3. A recent NY Times magazine article in which they profile a teenage girl who can’t sense pain – pressure yes, but pain, no. This has led to no end of trouble for the poor lass as she’s quite susceptible to burning herself and all other manner of unintended self-harm because she can’t receive the pain messages that protect most of us from hurting ourselves. “Pain is a gift” the article boldly states – literally, in bold print in large font size in the middle of the page, as if shouting out to me to be grateful for the fact that I can tell that something is wrong and can prevent further damage.

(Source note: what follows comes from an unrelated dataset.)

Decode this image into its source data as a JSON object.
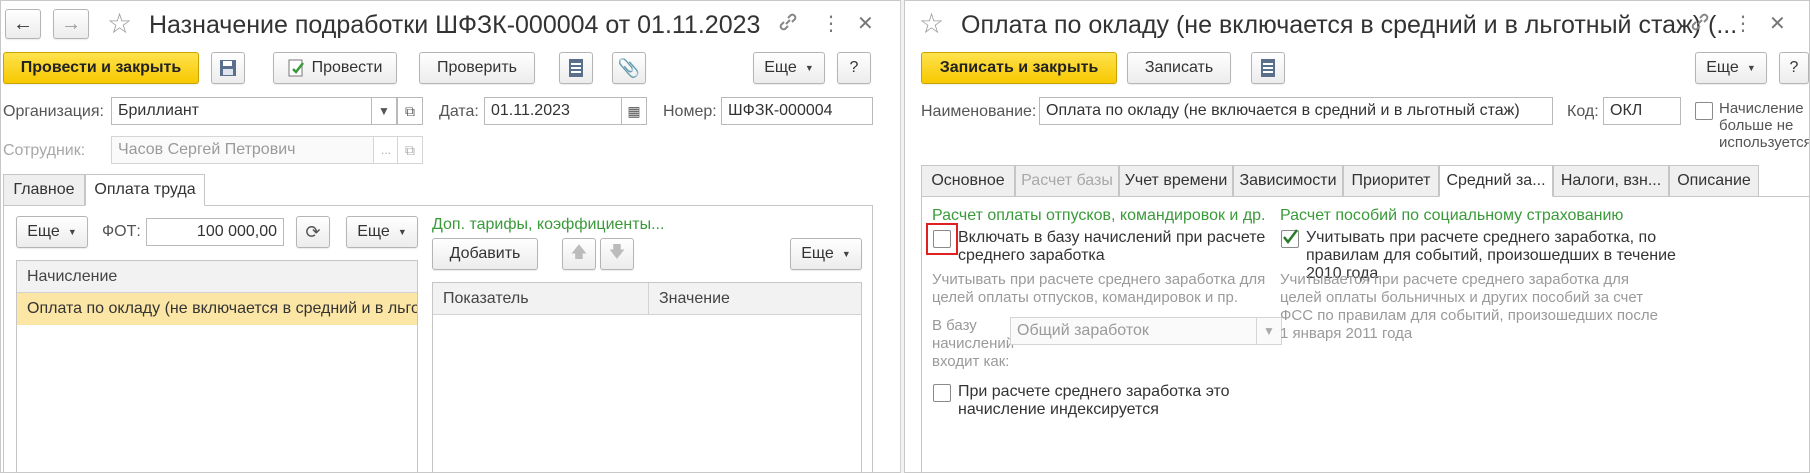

But here’s the problem (and why this pity party is going to be epic) – I know that resting is the answer, but the tears I am shedding on a daily basis are not making that particular pill any easier to swallow. I don’t care that I should be positive and look on the bright side (“hey, it’s just soft tissue, it will heal!You can still swim and be active in the meantime! And, oh, hey, no one’s dead and your bills are paid and you have a roof over your head and you did not get your arm stuck under a boulder and have to cut it off with a dull blade so this is not even an actual problem!”). I don’t care that pain is a gift and furthermore, if this is someone’s idea of a gift, please take me off that Secret Santa list. I don’t care that there are, oh, 8 bajillion problems that people deal with that are way worse and harder than this one. None of that “put it in perspective” stuff is working with me right now. The only thing I am currently capable of is wallowing.
One day soon, I hope to be able to see this for what it is – a small bump in the road. But right now it feels like Mt. Everest. It’s insane to me how hard not running is – I literally feel like I’m coming apart at the seams. The worst part is that the best way I know how to deal with stress is to run and just when I need it the most, it is not an option.
They say attitude is everything and mine sucks. So where do I go from here?
PS While looking for a graphic for a “pity party” I came across a guy’s blog who has terminal cancer. And now I feel like even more of a douche.